Und hinter Bäumen steht, es könnte kaum schöner stehen, in der Sammtstraße ein ehemaliges Waisenhaus, das, als Jean Paul geboren wurde, gerade einmal 12 Jahre alt war. Zur Zeit der Loge war es noch in Betrieb; als der Dichter nach München kam, war es gerade aufgelöst worden.

Auch eine Realität der Jean-Paul-Zeit: Johann Michael Pöppel gründet das nach ihm benannte Waisenhaus. Den noblen Gründungsakt schilderte einst ein Fresko Wilhelm Ernst Hauschilds (der auch sehr fleißig für Ludwig II. und seine drei Königsschlösser wie für den Königsbau der Residenz tätig war) in der vaterländischen Geschichtsgalerie des alten Bayerischen Nationalmuseums.

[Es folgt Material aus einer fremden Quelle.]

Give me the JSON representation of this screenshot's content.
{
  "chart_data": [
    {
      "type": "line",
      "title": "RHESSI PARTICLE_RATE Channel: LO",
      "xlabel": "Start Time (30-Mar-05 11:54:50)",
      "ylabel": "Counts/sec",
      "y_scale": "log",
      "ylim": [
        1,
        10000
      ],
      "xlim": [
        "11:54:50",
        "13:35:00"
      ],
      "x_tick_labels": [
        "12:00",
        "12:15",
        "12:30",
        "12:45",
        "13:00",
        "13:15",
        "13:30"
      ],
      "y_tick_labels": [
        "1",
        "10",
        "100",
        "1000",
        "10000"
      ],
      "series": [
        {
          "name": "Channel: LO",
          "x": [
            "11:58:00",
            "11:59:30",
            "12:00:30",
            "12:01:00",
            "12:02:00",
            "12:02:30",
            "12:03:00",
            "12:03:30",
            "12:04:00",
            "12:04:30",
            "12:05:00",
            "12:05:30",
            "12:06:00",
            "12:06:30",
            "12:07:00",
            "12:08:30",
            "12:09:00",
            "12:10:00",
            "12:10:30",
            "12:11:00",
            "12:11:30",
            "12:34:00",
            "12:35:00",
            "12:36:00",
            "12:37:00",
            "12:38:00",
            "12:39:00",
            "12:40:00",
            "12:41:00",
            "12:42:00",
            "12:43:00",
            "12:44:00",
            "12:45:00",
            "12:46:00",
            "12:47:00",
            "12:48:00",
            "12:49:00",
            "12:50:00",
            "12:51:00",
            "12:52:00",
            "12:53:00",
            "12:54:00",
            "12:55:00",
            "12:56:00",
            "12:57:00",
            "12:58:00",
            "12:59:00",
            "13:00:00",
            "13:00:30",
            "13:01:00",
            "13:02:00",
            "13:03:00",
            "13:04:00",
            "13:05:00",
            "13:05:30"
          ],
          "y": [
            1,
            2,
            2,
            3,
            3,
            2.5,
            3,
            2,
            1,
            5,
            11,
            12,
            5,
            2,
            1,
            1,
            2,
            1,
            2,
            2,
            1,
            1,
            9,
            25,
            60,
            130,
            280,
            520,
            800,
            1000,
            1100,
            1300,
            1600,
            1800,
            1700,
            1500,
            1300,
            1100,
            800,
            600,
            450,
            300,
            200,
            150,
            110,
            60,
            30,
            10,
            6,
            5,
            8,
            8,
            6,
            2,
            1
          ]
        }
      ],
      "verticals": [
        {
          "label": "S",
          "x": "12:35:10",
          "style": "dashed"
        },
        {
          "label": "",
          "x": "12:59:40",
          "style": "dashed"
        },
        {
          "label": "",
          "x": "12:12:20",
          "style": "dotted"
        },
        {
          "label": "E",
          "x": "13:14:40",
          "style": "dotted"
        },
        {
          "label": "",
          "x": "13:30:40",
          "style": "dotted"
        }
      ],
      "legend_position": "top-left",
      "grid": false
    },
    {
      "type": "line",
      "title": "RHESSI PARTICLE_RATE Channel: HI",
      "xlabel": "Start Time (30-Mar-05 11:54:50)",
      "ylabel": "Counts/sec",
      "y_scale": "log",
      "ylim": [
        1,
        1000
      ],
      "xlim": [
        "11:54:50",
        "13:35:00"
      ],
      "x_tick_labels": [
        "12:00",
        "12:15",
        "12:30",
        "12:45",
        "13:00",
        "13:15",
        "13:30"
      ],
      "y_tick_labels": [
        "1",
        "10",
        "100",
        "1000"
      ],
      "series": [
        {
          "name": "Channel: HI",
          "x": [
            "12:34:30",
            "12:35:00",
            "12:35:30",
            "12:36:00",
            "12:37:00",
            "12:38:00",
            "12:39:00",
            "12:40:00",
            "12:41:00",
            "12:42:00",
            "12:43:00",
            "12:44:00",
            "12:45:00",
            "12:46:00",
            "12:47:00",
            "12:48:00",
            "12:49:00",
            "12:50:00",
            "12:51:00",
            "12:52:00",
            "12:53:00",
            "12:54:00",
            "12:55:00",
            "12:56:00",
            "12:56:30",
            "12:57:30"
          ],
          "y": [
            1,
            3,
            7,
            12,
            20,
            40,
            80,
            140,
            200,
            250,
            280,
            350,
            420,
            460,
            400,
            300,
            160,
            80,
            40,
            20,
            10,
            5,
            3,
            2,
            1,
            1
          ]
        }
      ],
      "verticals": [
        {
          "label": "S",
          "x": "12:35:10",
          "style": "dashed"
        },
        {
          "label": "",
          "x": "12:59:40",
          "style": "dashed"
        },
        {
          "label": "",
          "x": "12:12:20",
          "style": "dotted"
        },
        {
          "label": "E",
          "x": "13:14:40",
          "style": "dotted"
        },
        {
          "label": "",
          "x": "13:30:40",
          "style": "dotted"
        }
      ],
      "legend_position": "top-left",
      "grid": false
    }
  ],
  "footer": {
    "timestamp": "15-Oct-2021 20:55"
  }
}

Ludwig Schwanthaler verstand sich auch auf kleinere Frauen. Wir befinden uns in der Au – und wir sehen die Au: als Frau Au. Der Bildhauer hat sie in seinem Todesjahr 1848 gemeißelt – sieben Jahre nach dem Bayreuther Jean-Paul-Denkmal, als Madame Bavaria noch in Arbeit war. Das Schild enthält nun ein Lilienemblem, also eine Erinnerung an das ehemalige Kloster Lilienberg, das der Lilienstraße ihren Namen gab. Wer erinnert sich da nicht an die Lilien-Stelle zu Beginn des Vierten Sektors:

Auf allen meinen Gedächtnisfibern schläft keine schönere Sage als die aus dem Kloster Corbey: – wenn der Todesengel daraus einen Geistlichen abzuholen hatte: so legte er ihm als Zeichen seiner Ankunft eine weiße Lilie in seinem Chorstuhl hin. Ich wollt', ich hätte diesen Aberglauben. Unser sanfter Genius ahmte dem Todesengel nach und sagte dem Kleinen: „Wenn wir eine Lilie finden: so sterben wir bald.“ Wie alsdann der Himmellustige, der noch keine gesehen, überall darnach suchte! Einmal, da sein Genius ihm den Genius des Universums nicht als ein metaphysisches Robinets-Vexierbild, sondern als den größten und besten Menschen der Erde geschildert hatte: zog sich ein nie dagewesenen Wohlgeruch um sie herum. Der Kleine fühlt, aber sieht nicht; er tritt zur Klause hinaus und – drei Lilien liegen da. Er kennt sie nicht, diese weißen Juniuskinder; aber der Genius nimmt sie entzückt von ihm und sagt: „Das sind Lilien, die kommen vom Himmel, nun sterben wir bald.“ Ewig zitterte die Rührung nach spätern Jahren noch vor jeder Lilie in Gustavs Herzen fort, und gewiss gaukelt einmal in seiner wahren Todesstunde eine Lilie als das letzte glänzende Viertel der verlöschenden Monderde vor ihm.